‘Rol model olmakla rahip gibi yaşamak arasında bir denge var.’
Bu sözlerin sahibi Steven Gerrard, 36 yaşında aktif futbol
yaşantısına nokta koydu. Birçoğumuzun aklında Gerrard hakkında kötü
bir an kalmamıştır. Ama gerçekten de o bir rol model gibi yaşadığı
gibi hiçbir zaman rahip de olmadı. Arabasıyla bir çocuğa çarptı,
bir barda DJ’ye saldırdığı gerekçesiyle mahkemeye çıktı. Bunların
arasında yazmak ne kadar doğru bilmiyorum ama Liverpool tarihinin
en çok kırmızı kart gören oyuncusu unvanını da halen elinde
tutuyor. Lakin futbolseverler haklı. Aklımızda bunların değil,
inanılmaz gollerin, büyük bir adanmışlığın, bir imajın hem de çok
iyi bir imajın sahibi olarak kaldı Gerrard.
Aslında hayat ona, Tanrı’nın davrandığı kadar cömert davranmadı.

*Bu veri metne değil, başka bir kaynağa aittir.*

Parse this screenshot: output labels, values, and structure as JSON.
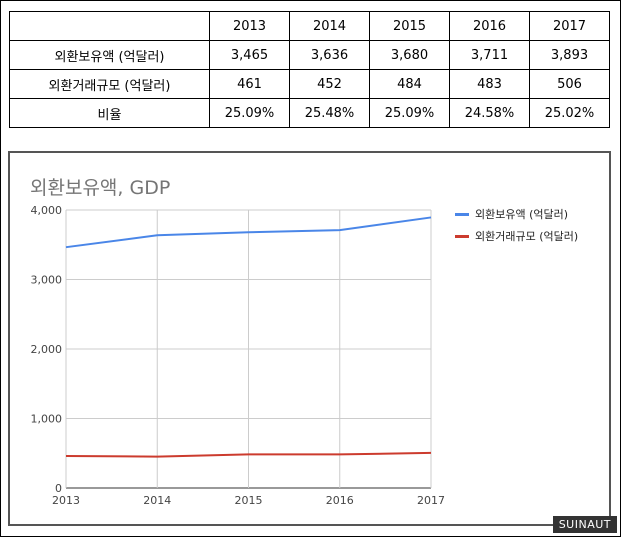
{
  "table": {
    "header": [
      "",
      "2013",
      "2014",
      "2015",
      "2016",
      "2017"
    ],
    "rows": [
      [
        "외환보유액 (억달러)",
        "3,465",
        "3,636",
        "3,680",
        "3,711",
        "3,893"
      ],
      [
        "외환거래규모 (억달러)",
        "461",
        "452",
        "484",
        "483",
        "506"
      ],
      [
        "비율",
        "25.09%",
        "25.48%",
        "25.09%",
        "24.58%",
        "25.02%"
      ]
    ]
  },
  "chart_data": {
    "type": "line",
    "title": "외환보유액, GDP",
    "x": [
      2013,
      2014,
      2015,
      2016,
      2017
    ],
    "xticks": [
      "2013",
      "2014",
      "2015",
      "2016",
      "2017"
    ],
    "yticks": [
      "0",
      "1,000",
      "2,000",
      "3,000",
      "4,000"
    ],
    "ylim": [
      0,
      4000
    ],
    "grid": true,
    "legend_position": "right",
    "series": [
      {
        "name": "외환보유액 (억달러)",
        "color": "#4a86e8",
        "values": [
          3465,
          3636,
          3680,
          3711,
          3893
        ]
      },
      {
        "name": "외환거래규모 (억달러)",
        "color": "#cc3b2e",
        "values": [
          461,
          452,
          484,
          483,
          506
        ]
      }
    ]
  },
  "watermark": "SUINAUT"
}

Yetenekleri ona Liverpool altyapısına girme konusunda yeterli
yardımı yapmıştı. Ama bir gün top oynarken ayağına batan tırmık
sonrasında her şey değişebilirdi. Tabii eğer Liverpool doktorları,
olay sonrasında genç oyuncularına müdahale eden doktoru dinlemiş
olsalardı. Çünkü doktor, tetanos gerekçesiyle küçük yıldız adayının
ayak başparmağının kesilmesini önermişti. Liverpool doktorları ise
buna karşı çıkmıştı. İyi ki de bu hamleyi yapmışlar. Zira futbol
sahalarının gördüğü en büyük yıldızın kariyeri daha başlamadan
bitebilirdi.
Hayat, Steve G’ye engel çıkarmak için bununla kalmadı. Yaşı 15
olduğunda Liverpool altyapısında defansif orta saha olarak görev
yapsa da boyu kısa olduğu için sıkıntı yaşadı. Dedik ya Tanrı
vergisi yeteneği ona hep bir adım şansı daha tanıdı. Sırf bu
sıkıntıyı aşmak ve kendi yeteneğini test etmek için katıldığı
Manchester United deneme antrenmanı sonrasında kendisine 7 yıllık
sözleşme teklif edildi. Buna karşın Merseyside temsilcisinde
kalmayı seçti Steve G, zaten aklında ayrılmak yoktu. Yani test
sonucu: Başarılı.
Ve nihayet kader onun da yüzüne güldü. 1998’de 18 yaşında,
hayallerinin kapıları kapanmamacasına açılmıştı önünde. Liverpool A
Takımı’nın oyuncusuydu artık. 17 yıl boyunca da bu rüya sürdü. Hem
de bir destana dönüşerek. 2003’ten sonrası ise bir ikona süreciydi.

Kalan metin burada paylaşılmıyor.